OpenAI has introduced Codex , a cloud-native software engineering agent integrated into ChatGPT, signaling a new era in AI-assisted software development. Unlike traditional coding assistants, Codex is not just a tool for autocompletion—it acts as a cloud-based agent capable of autonomously performing a wide range of programming tasks, from writing and debugging code to running tests and generating pull requests.

A Shift Toward Parallel, Agent-Driven Development


At the core of Codex is codex-1 , a fine-tuned version of OpenAI’s reasoning model, optimized specifically for software engineering workflows. Codex can handle multiple tasks simultaneously, operating inside isolated cloud sandboxes that are preloaded with the user’s codebase. Each request is handled in its own environment, allowing users to delegate different coding operations in parallel without disrupting their local development environment.

This architecture introduces a fundamentally new approach to software engineering—developers now interact with an agent that behaves more like a collaborative teammate than a static code tool. You can ask Codex to “fix a bug,” “add logging,” or “refactor this module,” and it will return a verifiable response, including diffs, terminal logs, and test results. If the output looks good, you can copy the patch directly into your repository—or ask for revisions.

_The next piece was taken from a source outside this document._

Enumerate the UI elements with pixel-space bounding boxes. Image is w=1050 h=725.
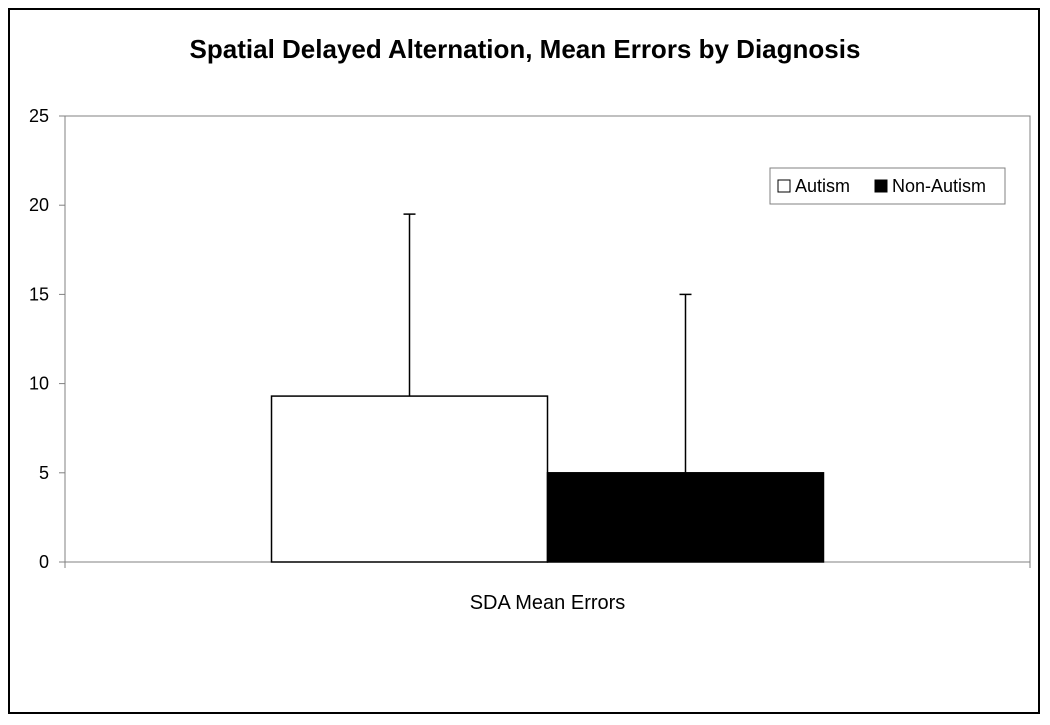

Embedded Within ChatGPT, Accessible to Teams


Codex lives in the ChatGPT interface, currently available to Pro, Team, and Enterprise users , with broader access expected soon. The interface includes a dedicated sidebar where developers can describe what they want in natural language. Codex then interprets the intent and handles the coding behind the scenes, surfacing results for review and feedback.

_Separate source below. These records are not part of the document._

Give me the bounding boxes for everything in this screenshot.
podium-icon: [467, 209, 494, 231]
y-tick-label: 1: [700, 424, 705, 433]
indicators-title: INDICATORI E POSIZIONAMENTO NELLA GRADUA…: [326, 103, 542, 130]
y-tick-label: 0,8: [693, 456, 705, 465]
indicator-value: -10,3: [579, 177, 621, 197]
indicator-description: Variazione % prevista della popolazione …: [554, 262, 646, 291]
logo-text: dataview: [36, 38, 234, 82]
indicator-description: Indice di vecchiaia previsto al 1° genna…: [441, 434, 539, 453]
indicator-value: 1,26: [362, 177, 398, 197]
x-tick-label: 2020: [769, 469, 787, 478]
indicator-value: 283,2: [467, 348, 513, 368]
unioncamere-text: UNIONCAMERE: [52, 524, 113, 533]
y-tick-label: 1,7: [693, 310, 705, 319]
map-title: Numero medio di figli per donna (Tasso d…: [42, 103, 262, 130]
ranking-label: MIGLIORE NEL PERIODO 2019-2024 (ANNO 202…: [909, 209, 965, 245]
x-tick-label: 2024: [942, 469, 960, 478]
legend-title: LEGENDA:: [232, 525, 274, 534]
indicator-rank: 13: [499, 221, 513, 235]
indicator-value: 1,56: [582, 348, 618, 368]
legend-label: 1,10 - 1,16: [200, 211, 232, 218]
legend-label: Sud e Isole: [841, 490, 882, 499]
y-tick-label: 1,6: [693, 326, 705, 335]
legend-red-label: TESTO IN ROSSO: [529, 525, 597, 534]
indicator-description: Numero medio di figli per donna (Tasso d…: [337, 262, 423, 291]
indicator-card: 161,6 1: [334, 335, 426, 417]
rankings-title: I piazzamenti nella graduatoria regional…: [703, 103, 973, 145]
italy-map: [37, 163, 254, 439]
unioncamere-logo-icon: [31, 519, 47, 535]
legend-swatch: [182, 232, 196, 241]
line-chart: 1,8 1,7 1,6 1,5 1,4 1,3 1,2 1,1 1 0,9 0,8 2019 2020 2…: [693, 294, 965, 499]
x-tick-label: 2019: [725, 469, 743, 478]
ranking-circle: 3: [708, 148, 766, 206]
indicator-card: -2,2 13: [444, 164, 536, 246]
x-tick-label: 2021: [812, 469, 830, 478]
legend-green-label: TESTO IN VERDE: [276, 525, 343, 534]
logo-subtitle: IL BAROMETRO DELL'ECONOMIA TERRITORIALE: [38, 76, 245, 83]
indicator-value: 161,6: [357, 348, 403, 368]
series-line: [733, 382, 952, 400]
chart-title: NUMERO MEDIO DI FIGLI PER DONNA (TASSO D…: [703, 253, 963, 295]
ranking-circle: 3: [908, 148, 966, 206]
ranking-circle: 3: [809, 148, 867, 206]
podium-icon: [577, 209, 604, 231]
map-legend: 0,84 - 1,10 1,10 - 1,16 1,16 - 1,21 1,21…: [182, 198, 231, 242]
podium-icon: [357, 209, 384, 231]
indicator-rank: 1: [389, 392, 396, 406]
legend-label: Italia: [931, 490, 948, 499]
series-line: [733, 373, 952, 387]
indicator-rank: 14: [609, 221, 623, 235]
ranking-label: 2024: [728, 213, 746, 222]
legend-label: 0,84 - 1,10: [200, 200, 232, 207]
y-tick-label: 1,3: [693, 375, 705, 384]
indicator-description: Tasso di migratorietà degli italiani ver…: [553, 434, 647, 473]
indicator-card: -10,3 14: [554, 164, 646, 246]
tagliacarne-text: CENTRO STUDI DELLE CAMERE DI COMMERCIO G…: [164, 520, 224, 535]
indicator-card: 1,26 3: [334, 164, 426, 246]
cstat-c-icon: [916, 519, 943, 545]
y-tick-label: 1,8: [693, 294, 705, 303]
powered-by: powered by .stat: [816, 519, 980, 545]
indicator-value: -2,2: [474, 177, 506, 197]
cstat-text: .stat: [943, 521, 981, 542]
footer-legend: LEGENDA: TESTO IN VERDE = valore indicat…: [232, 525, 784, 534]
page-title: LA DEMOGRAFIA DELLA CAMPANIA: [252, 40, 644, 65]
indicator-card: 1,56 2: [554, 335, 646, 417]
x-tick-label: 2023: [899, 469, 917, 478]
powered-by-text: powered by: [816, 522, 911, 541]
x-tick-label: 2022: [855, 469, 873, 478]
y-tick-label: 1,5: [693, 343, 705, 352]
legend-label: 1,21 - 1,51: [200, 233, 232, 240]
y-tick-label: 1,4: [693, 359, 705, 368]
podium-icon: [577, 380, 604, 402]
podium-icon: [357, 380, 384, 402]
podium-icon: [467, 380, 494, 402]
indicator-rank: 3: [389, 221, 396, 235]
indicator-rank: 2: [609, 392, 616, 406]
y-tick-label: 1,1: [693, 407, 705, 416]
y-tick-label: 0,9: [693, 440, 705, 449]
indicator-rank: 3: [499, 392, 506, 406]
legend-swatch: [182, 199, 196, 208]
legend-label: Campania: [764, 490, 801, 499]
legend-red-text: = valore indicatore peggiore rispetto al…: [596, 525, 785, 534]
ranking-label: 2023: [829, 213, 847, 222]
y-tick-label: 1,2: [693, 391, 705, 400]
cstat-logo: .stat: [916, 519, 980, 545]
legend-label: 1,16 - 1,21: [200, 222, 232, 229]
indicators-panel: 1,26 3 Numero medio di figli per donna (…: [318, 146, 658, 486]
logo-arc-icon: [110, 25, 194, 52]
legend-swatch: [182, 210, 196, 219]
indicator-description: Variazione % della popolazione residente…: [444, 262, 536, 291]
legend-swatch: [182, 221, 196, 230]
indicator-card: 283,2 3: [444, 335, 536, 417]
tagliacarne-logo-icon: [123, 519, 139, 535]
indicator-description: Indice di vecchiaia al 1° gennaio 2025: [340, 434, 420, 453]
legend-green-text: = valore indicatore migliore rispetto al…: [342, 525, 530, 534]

This integration offers a significant boost to developer productivity. As OpenAI notes, Codex is designed to take on many of the repetitive or boilerplate-heavy aspects of coding—allowing developers to focus on architecture, design, and higher-order problem solving. In one case, an OpenAI staffer even “checked in two bug fixes written entirely by Codex,” all while working on unrelated tasks.

Codex Understands Your Codebase


What makes Codex more than just a smart code generator is its context-awareness. Each instance runs with full access to your project’s file structure, coding conventions, and style. This allows it to write code that aligns with your team’s standards—whether you’re using Flask or FastAPI, React or Vue, or a custom internal framework.

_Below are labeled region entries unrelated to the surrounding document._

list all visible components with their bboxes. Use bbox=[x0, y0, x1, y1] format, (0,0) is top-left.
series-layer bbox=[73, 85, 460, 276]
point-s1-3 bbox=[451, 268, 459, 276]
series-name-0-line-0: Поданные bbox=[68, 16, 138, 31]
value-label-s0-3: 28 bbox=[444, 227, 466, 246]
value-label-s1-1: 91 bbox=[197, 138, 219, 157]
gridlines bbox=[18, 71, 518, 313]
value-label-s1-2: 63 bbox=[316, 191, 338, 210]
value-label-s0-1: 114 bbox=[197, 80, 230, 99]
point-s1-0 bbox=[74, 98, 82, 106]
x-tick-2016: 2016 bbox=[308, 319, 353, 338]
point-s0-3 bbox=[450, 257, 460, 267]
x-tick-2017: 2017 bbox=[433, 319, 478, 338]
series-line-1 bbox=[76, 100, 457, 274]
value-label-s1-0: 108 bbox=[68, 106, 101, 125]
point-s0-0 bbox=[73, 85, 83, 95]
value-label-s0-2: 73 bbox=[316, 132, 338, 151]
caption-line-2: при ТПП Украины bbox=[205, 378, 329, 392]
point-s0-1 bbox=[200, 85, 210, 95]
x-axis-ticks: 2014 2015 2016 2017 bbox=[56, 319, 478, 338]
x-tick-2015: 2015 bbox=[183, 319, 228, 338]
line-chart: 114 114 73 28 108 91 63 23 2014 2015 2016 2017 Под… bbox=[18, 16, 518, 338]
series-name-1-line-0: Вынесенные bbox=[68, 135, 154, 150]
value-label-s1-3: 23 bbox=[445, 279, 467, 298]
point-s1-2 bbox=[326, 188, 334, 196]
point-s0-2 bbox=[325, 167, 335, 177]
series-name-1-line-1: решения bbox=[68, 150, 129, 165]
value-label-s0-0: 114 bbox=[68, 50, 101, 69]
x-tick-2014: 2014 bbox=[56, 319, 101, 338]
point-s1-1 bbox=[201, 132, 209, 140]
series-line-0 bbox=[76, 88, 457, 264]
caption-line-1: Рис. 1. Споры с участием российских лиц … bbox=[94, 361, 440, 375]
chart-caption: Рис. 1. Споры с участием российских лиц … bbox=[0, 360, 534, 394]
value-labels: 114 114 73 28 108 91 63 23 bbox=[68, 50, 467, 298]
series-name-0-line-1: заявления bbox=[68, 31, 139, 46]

Codex’s ability to adapt to a codebase makes it particularly useful for large-scale enterprise teams and open-source maintainers. It supports workflows like branch-based pull request generation, test suite execution, and static analysis—all initiated by simple English prompts. Over time, it learns the nuances of the repository it works in, leading to better suggestions and more accurate code synthesis.

Broader Implications: Lowering the Barrier to Software Creation


OpenAI frames Codex as a research preview, but its long-term vision is clear: AI will increasingly take over much of the routine work involved in building software. The aim isn’t to replace developers but to democratize software creation , allowing more people—especially non-traditional developers—to build working applications using natural language alone.

In this light, Codex is not just a coding tool, but a stepping stone toward a world where software development is collaborative between humans and machines. It brings software creation closer to the realm of design and ideation, and further away from syntax and implementation details.

What’s Next?


Codex is rolling out gradually, with usage limits in place during the preview phase. OpenAI is gathering feedback to refine the agent’s capabilities, improve safety, and optimize its performance across different environments and languages.

Whether you’re a solo developer, part of a DevOps team, or leading an enterprise platform, Codex represents a significant shift in how code is written, tested, and shipped. As AI agents continue to mature, the future of software engineering will be less about writing every line yourself—and more about knowing what to build, and asking the right questions.